Making better choices at restaurants
We’ve all seen the calories posted in the larger chain restaurants for our favorite dishes. Sticker shock remains, but it’s no surprise that many of the foods we’ve been eating have hugh amounts of calories. All you have to do is look around at the size of the customers eating these caloric foods. Obesity is fast becoming the number one health concern of our nation. How important is it to get this problem under control? Just look inside our nations schools. Children are fast catching up to adults with the rate of obesity in children approaching 30% and Type 2 diabetes on the rise. For the first time, our nations armed forces have a problem with soldiers being fit enough to protect us.
According to the 2012 Restaurant Industry Forecast, 66% of adults say their favorite restaurant foods provide a flavor and taste sensation which cannot be easily duplicated in their home kitchen.

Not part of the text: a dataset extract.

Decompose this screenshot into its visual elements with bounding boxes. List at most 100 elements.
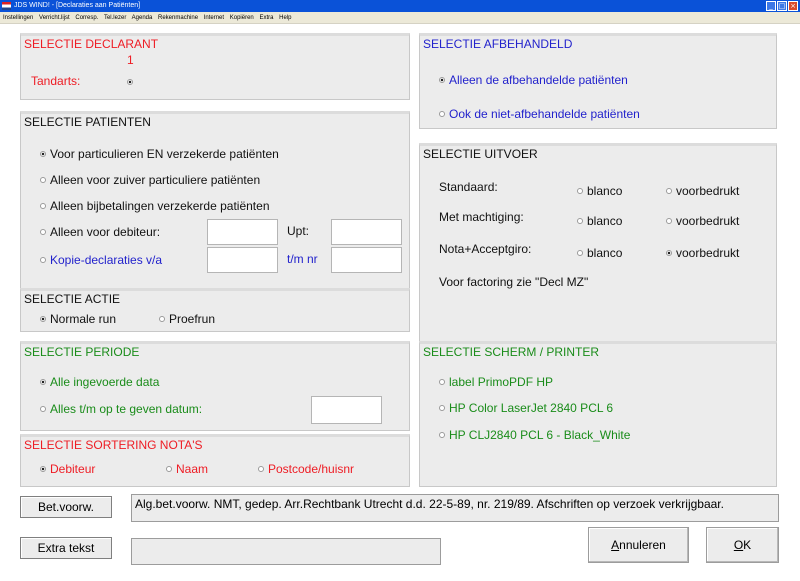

The National Restaurant Association’s What’s Hot survey of nearly 1,800 American Culinary Federation Chefs found that children’s nutrition and local sourcing will be the hottest trends this year.
The top 10 menu trends for next year will be: Locally sourced meats and seafood; Locally grown produce; Healthful kids’ meals; Hyper-local items; Sustainability as a culinary theme; Children’s nutrition as a culinary theme; Gluten-free/food allergy-conscious items; Locally produced wine and beer; Sustainable seafood; and Whole grain items in kids’ meals.
So, will all of this new nutrition info posted in restaurants help us and our children? It’s not the only answer to a complicated problem, but it can only be a help. Change in our health habits come one step at a time, and knowledge is power. We can make better choices for ourselves and our children when we have this information posted at our fingertips. It’s our right to know what we are being offered to put into our bodies. The next step is up to us and to the restaurant industry to start offering healthier choices.
As of now, only large chain restaurants are required to post nutrition info for their offerings. How about the smaller restaurants? What do you think?